Drum rolls // Trig count + Velocity LFO

Hi everyone,

A couple of questions about sequencing live drum rolls (both midi and sample based).

Obviously there are solutions:

  1. Different track length and multipliers (1x16 for main, 3/212 for rolls) - we can p-lock velocity increase, but this requires some wicked math to achieve 4/4 repetitions.
  2. Trig counts+microtiming with regular track length are much easier to setup, but here comes the question about velocity:

Is there a way to setup LFO to act like a “velocity envelope”. I am thinking of TRIG + ramp up + speed of 64 with the velocity starting from 40 but it doesnt seem to work and i can’t figure out why?

What am I missing here?

you cant velocity-modulate the Trig count in MicroTiming page

I am not sure and cannot test it now - but maybe you could use the lfo-designer and setting to trig-sync to make a custom-lfo starting in sync with your track aimed at velocity …??

hmmm, i had no idea about ‘trig count’ til now, it seems to repeat from the sample end, so i’m not sure how you’d get good timing consistency between samples, isn’t the retrigger setting useful for this coupled with a volume fade …

Thanks a lot for the replies.

sicijk – you right, you can’t p-plock it for every trig-count, but you (probably) can set it up to start at first and ramp up.
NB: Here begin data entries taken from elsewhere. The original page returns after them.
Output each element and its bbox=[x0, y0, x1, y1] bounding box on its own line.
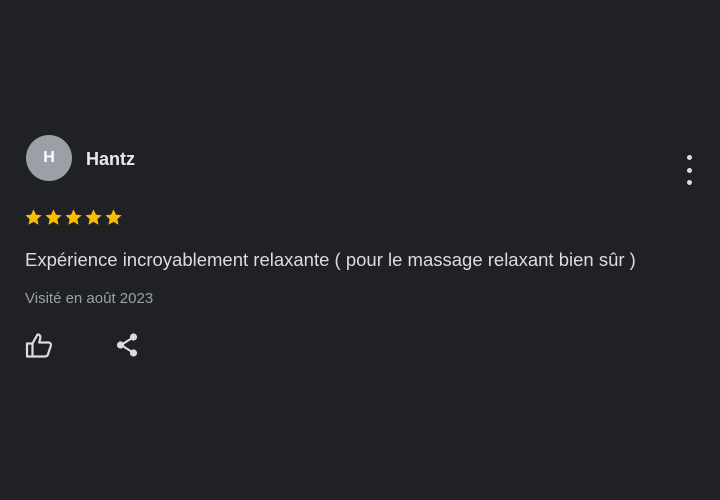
star-icon bbox=[85, 209, 102, 225]
more-vertical-icon-dot bbox=[686, 167, 692, 173]
thumb-up-icon bbox=[25, 333, 53, 358]
avatar[interactable]: H bbox=[26, 135, 72, 181]
visit-date: Visité en août 2023 bbox=[25, 290, 154, 307]
like-button[interactable] bbox=[24, 331, 54, 359]
more-vertical-icon-dot bbox=[686, 180, 692, 185]
star-icon bbox=[65, 209, 82, 225]
author-name[interactable]: Hantz bbox=[86, 148, 135, 170]
star-icon bbox=[105, 209, 122, 225]
review-card: H Hantz Expérience incroyablement relaxa… bbox=[0, 0, 720, 500]
more-vertical-icon bbox=[686, 155, 692, 160]
share-icon bbox=[116, 333, 138, 357]
review-text: Expérience incroyablement relaxante ( po… bbox=[25, 249, 636, 270]
share-button[interactable] bbox=[114, 332, 140, 358]
avatar-initial: H bbox=[43, 149, 55, 166]
more-options-button[interactable] bbox=[677, 155, 701, 185]
star-icon bbox=[25, 209, 42, 225]
star-icon bbox=[45, 209, 62, 225]
star-rating bbox=[24, 208, 123, 227]
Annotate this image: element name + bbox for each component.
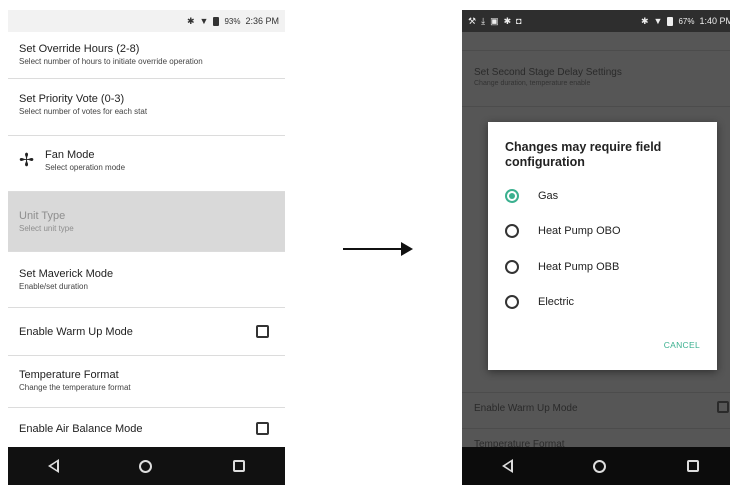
- bg-setting-warm-up: Enable Warm Up Mode: [462, 402, 730, 415]
- setting-maverick-mode[interactable]: Set Maverick Mode Enable/set duration: [8, 252, 285, 308]
- settings-list: Set Override Hours (2-8) Select number o…: [8, 32, 285, 447]
- dialog-title: Changes may require field configuration: [505, 140, 662, 169]
- battery-icon: [213, 16, 220, 26]
- warm-up-checkbox[interactable]: [256, 325, 269, 338]
- setting-warm-up-mode[interactable]: Enable Warm Up Mode: [8, 308, 285, 356]
- radio-button[interactable]: [505, 295, 519, 309]
- unit-type-dialog: Changes may require field configuration …: [488, 122, 717, 370]
- setting-title: Set Second Stage Delay Settings: [474, 67, 622, 78]
- setting-subtitle: Select number of hours to initiate overr…: [19, 57, 203, 66]
- setting-subtitle: Enable/set duration: [19, 282, 88, 291]
- option-label: Heat Pump OBO: [538, 225, 621, 237]
- wrench-icon: ⚒: [468, 15, 477, 26]
- divider: [462, 106, 730, 107]
- setting-priority-vote[interactable]: Set Priority Vote (0-3) Select number of…: [8, 79, 285, 136]
- option-gas[interactable]: Gas: [505, 186, 558, 206]
- setting-title: Enable Air Balance Mode: [19, 423, 143, 435]
- camera-icon: ◘: [516, 15, 522, 26]
- option-heat-pump-obo[interactable]: Heat Pump OBO: [505, 221, 621, 241]
- radio-button[interactable]: [505, 224, 519, 238]
- fan-icon: ✢: [19, 150, 35, 170]
- setting-fan-mode[interactable]: ✢ Fan Mode Select operation mode: [8, 136, 285, 192]
- bg-setting-second-stage: Set Second Stage Delay Settings Change d…: [462, 66, 730, 89]
- bluetooth-icon: ✱: [186, 15, 195, 26]
- setting-title: Set Maverick Mode: [19, 268, 114, 280]
- divider: [462, 50, 730, 51]
- wifi-icon: ▼: [199, 15, 209, 26]
- phone-screen-before: ✱ ▼ 93% 2:36 PM Set Override Hours (2-8)…: [8, 10, 285, 485]
- setting-temperature-format[interactable]: Temperature Format Change the temperatur…: [8, 356, 285, 408]
- option-electric[interactable]: Electric: [505, 292, 574, 312]
- clock: 1:40 PM: [699, 16, 730, 26]
- option-heat-pump-obb[interactable]: Heat Pump OBB: [505, 257, 619, 277]
- air-balance-checkbox[interactable]: [256, 422, 269, 435]
- back-icon[interactable]: [502, 459, 514, 473]
- setting-title: Unit Type: [19, 210, 66, 222]
- setting-title: Temperature Format: [19, 369, 119, 381]
- navigation-bar: [462, 447, 730, 485]
- setting-unit-type[interactable]: Unit Type Select unit type: [8, 192, 285, 252]
- status-bar: ✱ ▼ 93% 2:36 PM: [8, 10, 285, 32]
- bluetooth-icon: ✱: [640, 15, 649, 26]
- recents-icon[interactable]: [686, 460, 699, 472]
- back-icon[interactable]: [48, 459, 60, 473]
- phone-screen-after: ⚒ ⤓ ▣ ✱ ◘ ✱ ▼ 67% 1:40 PM Set Second Sta…: [462, 10, 730, 485]
- transition-arrow: [343, 242, 413, 256]
- home-icon[interactable]: [593, 459, 607, 473]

METAGEIST - The LFO SYNC TRIG idea was cool. But the LFO designer has only 16steps. So i tried it with a usual Ramp up wave and managed to figure some parameters for “16 triplet fill”

LFO - p-lock
Velocity
Ramp up
Tryg sync
Mult 1 to 8 or 64 (no idea)
Dep to 20
Speed to 100

BUT this does work for steps 1 5 9 and 13, and step 3 requeres speed to 111 and dep to max.
May be it is about this issue.
http://www.elektronauts.com/t/ot-bug-lfo-sync-problem/1416

avantronica - let me double check it with samples, but with midi the trig count works as a retrig, starting notes from the start (though i don’t know why it is present and what was the idea beneath). And I don’t know if you can p-lock volume so it changes during on step.